Of course, Gunther wrote Death Be Not Proud in the 1940s, when memoirs weren't taboo or self-conscious, and we liked it that way. Everything about the privileged world Johnny inhabits seems hermetically shielded from the decay of postwar America; in fact, World War II is not mentioned once, and though the focus of the book is Johnny, it lends a feeling of both irrelevance and timelessness to the memoir. The war may seen irrelevant because Johnny can be viewed as a coddled boy who goes from his posh boarding school to the expensive facilities of New York's top hospitals with breaks in between at his country house, while America and Europe picks up the pieces of a horrific war. Johnny's formal language, and his naïveté (as compared to today's more savvy teenagers), also makes Death Be Not Proud feel like it has little bearing on today's world. It is timeless, however, because Johnny's condition ultimately has little to do with its immediate environment but more so with the ultimate questions of death and life. Perhaps this, then, is its connection to World War II, and Frances briefly mentions this at the end of her note. While other parents lose their sons in a battle as terrifying and nonsensical as Johnny's tumor, they can take heart from the Gunthers' story and learn how to understand, and defeat, death.

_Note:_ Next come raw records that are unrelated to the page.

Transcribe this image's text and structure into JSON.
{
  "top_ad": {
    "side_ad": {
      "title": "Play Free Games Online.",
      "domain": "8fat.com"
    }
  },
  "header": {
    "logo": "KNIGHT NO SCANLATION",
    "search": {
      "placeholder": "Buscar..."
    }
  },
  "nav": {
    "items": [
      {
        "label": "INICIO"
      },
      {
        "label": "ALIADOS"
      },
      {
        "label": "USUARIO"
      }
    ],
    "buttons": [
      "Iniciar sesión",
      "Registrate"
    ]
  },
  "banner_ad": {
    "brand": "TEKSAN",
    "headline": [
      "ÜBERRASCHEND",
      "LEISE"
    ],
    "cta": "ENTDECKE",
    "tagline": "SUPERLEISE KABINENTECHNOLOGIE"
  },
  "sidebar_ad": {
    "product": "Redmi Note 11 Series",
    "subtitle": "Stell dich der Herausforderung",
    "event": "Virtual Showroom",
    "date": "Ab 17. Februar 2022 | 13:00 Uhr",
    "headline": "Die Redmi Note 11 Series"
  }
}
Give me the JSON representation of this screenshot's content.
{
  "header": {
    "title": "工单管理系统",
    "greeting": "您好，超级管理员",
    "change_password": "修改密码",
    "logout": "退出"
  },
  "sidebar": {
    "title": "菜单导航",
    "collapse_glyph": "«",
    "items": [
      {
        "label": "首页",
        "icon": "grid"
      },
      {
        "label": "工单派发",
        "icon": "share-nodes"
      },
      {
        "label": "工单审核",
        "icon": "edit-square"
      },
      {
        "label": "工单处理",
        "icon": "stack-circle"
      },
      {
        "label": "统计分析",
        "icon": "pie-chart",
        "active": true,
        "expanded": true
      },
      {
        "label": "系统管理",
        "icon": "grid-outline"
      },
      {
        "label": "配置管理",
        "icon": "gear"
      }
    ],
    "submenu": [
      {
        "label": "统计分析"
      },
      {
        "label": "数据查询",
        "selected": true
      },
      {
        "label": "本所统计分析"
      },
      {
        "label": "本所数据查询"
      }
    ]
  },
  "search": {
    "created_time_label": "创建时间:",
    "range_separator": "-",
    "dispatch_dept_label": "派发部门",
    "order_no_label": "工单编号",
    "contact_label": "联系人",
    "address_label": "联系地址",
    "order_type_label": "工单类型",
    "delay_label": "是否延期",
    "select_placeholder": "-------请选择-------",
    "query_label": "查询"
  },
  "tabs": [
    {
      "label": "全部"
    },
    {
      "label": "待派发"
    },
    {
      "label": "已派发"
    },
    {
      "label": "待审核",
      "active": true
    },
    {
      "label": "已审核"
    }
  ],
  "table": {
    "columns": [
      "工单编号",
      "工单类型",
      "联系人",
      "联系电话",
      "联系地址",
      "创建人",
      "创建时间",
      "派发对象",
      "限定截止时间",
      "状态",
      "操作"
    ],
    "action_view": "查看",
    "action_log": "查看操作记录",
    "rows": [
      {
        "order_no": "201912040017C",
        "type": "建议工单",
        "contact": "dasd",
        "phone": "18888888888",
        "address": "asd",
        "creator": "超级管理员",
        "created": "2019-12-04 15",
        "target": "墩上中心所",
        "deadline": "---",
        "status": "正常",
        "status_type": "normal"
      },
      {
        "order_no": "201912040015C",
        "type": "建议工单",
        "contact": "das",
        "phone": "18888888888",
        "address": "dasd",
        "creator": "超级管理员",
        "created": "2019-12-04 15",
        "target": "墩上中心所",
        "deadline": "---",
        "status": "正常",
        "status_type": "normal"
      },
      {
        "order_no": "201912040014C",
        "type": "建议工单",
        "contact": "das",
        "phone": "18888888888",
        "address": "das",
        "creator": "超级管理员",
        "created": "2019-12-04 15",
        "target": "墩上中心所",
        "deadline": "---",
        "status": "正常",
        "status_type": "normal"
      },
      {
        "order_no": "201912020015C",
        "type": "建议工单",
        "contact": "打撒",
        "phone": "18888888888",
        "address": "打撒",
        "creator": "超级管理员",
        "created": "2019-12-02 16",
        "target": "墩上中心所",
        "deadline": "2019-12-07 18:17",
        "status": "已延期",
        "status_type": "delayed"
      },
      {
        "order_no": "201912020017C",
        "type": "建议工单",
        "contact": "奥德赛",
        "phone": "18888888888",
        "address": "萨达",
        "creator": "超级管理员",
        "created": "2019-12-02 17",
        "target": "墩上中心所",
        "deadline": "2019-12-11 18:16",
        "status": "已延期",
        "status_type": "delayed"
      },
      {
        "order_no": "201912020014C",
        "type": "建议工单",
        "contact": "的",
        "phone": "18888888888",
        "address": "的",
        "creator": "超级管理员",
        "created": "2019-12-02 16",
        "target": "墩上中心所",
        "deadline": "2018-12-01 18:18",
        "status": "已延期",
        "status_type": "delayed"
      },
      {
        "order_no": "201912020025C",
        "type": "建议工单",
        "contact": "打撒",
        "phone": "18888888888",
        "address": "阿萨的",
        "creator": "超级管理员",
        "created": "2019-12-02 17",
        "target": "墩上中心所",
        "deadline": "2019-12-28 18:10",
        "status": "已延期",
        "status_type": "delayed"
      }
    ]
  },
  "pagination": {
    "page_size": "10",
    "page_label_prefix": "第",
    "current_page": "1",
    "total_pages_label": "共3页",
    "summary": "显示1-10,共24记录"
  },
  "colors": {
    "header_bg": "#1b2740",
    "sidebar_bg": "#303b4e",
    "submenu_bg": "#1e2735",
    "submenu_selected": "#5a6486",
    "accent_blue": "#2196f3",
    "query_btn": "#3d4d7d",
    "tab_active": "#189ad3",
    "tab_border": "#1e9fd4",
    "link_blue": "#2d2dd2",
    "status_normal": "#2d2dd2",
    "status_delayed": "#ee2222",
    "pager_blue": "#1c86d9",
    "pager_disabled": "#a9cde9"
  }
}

John Gunther was born on August 31, 1901. He published articles in national magazines as an undergraduate and worked as a reporter in Chicago after graduation. He traveled throughout all of Europe in the 1920s and 1930s, and in 1936 he wrote Inside Europe, a detailed examination of the political climate there. The book was met with great success, and he published "Inside" follow-ups, including Inside U.S.A.—which is discussed in the memoir—in 1947. He wrote a number of other political books and biographies, including some novels, until his death in 1970, but it is Death Be Not Proud for which he will be best remembered.